El sádico doctor nazi que coleccionaba esqueletos de judíos

Sentía una verdadera pasión por la anatomía de los judíos

Publicada por: el redaccionsumarium@gmail.com @sumariumcom

Hirt fue uno de los doctores más crueles del nazismo. Crédito: ABC.

(Caracas, Venezuela. Redacción Sumarium) – Sesenta años después de el fin de la IIGM, los restos de varias víctimas de August Hirt han sido sepultados en el cementerio judío de Cronenbourg. Luego de que en el año 1944 la División del general Leclerc logrará pisar la Cuidad de Estrasburgo.

Ansiosos por encontrar documentos, las tropas aliadas entraron a un sótano del Instituto Anatómico de la Universidad, acompañados por un grupo de grabación intentaron que todo lo que vieran o encotraran quedara grabado para siempre. Y no era para menos, pues, de no ser por las imágenes, nadie hubiera creído lo que habían visto sus compañeros en algunos campos de concentración.

Lo que encontraron allí fue más de lo que pudieron soportar, ya que lo que vieron sus ojos en aquella zona fue 87 esqueletos conservados en alcohol. Esto pertenecía a una colección del que hacía pocos días había sido el director del centro, August Hirt, según el diario ABC.

Se dio a conocer que los restos encontrados correspondían a presos de Grecia, Los restos correspondían con presos de Grecia, Alemania, Polonia, Rusia, Austria y Lituania. Todos ellos, asesinados en un campo de concentración cercano y enviados allí para deleite del sádico germano.

Un oficial comentó que, August sentía una verdadera pasión por la anatomía de los judíos, por lo que había querido investigar para demostrar que eran una raza inferior.

Esta historia salió a la luz el pasado mes de julio, cuando fueron descubiertos algunos frascos más en la Universidad de Estrasburgo, por lo que ha vuelto ser noticia luego de que los restos de algunos presos fueran por fin enterrados en el cementerio judío de Cronenbourg el pasado domingo.

August Hirt, nació en Mannheim, una ciudad del suroeste de Alemania en el año 1898, desde siempre se apasionó con el mundo marcial por lo que se alistó en el ejército germano en 1914.

Campo de concentración de Struthof-Natzweiler. Crédito: ABC.

Tras ser herido en combate, fue galardonado con la Cruz de Hierro y enviado a su casa para recuperarse. luego estudió medicina en la Universidad de Heidelberg, la cual se convirtió en su otra gran pasión producto de su interés por la anatomía.

UNA HORRIBLE COLECCIÓN

En la década de los 40, tras años de servicio y con una buena parte de Francia conquistada por los alemanes, luego de iniciarse la Segunda Guerra Mundial, Hirt fue nombrado director del Instituto anatómico de la Reichuniversitat de Estrasburgo.
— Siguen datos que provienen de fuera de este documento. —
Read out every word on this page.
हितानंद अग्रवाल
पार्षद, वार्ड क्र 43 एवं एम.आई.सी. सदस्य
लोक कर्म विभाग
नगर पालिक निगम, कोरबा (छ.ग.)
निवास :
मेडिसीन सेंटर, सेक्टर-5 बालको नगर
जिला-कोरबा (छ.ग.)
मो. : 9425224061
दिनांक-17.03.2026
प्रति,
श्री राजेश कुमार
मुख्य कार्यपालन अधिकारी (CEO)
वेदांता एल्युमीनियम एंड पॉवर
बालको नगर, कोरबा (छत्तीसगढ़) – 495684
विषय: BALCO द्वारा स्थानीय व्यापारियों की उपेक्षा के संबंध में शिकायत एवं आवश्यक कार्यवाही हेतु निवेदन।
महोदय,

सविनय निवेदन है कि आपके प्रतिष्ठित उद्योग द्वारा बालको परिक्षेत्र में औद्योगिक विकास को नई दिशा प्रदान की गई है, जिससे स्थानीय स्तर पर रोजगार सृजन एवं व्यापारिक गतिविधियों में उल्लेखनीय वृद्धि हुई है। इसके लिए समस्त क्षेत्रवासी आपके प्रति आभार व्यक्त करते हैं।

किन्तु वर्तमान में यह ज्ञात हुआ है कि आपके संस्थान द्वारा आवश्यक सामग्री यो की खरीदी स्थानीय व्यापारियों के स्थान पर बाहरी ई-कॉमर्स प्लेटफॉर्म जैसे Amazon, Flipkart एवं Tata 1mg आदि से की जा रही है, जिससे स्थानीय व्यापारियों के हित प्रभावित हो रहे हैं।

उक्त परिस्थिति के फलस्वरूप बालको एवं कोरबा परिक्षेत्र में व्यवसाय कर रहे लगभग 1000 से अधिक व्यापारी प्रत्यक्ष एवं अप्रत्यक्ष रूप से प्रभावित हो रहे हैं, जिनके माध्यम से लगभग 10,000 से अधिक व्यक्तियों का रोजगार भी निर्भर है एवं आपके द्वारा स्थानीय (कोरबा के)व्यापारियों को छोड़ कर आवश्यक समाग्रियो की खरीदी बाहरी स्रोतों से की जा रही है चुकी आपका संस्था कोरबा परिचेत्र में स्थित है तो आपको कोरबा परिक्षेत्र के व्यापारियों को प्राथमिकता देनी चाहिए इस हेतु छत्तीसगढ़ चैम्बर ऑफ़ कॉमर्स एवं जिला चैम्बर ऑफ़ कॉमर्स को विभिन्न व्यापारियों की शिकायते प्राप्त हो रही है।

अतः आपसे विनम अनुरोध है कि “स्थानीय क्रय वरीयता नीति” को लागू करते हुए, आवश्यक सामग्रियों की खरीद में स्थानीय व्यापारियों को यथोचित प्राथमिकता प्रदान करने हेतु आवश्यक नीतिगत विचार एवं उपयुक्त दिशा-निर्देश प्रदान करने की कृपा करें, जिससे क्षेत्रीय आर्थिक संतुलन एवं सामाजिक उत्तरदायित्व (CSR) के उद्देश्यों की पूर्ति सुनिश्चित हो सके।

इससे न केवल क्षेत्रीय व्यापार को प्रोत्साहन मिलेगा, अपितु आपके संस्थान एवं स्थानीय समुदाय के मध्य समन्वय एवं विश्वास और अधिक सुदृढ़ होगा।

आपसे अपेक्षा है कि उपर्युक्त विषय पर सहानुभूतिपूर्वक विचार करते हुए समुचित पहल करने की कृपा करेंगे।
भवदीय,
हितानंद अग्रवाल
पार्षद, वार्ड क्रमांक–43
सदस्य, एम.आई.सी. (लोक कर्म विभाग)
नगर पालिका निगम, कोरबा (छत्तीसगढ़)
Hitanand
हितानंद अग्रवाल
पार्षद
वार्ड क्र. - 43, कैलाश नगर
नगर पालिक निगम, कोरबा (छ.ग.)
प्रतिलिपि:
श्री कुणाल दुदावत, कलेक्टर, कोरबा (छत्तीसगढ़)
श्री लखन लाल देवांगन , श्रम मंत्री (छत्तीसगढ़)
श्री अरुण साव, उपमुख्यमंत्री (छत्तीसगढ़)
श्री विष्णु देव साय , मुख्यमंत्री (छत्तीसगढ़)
Este era un trabajo que le apasionaba, el cual le permitió satisfacer su necesidad de saber sobre la anatomía judía. De esta forma, comenzó a poner como excusa la ciencia para poder experimentar con cráneos de prisioneros judíos. Sin embargo, en 1942 se percató de que tenía acceso a un número muy reducido de restos humanos, por lo que llamó a altos cargos de las SS para remediar este problema

Se dice que, este hombre pretendía demostrar científicamente las teorías antisemitas defendidas por el Partido como una realidad incuestionable, según explicó el escritor e investigador Pablo Jiménez Cores en su obra “La estrategia de Hitler: Las raíces ocultas del Nacionalsocialismo”.

Jiménez, comentó que el jefe de las SS se sintió muy conmocionado por el interés que Hirt mostró en el estudio de la inferioridad de la raza judía, y ordenó que se le ayudase en todo lo que se pudiera, completa el investigador en su obra.

De esta manera Hirt comenzó a tener contactos con los directores de varios campos de concentración nazis y poco a poco logró que le enviaran al instituto una multitud de cadáveres de presos para estudiarlos.
Así fue como a Hirt empezó a tener contactos con los directores de varios campos de concentración nazis y, poco a poco, consiguió que le fueran enviados al instituto multitud de cadáveres de presos para estudiarlos.

“Tal era su interés, que el médico llegó a financiar con el dinero del Instituto la cámara de gas del campo de concentración de Struthof-Natzweiler, ubicado a menos de 60 kilómetros de Estrasburgo”.

“Según las órdenes de Hirt, se enviaron prisioneros suficientes y en buen estado a la cámara de gas de Struthof, empleando para su asesinato sales de ácido cianhídrico preparadas por el mismísimo Hirt”, señalan José Manuel Gomis Aracil y Pedro Sala Jiménez en su libro “La sangre de la eternidad”.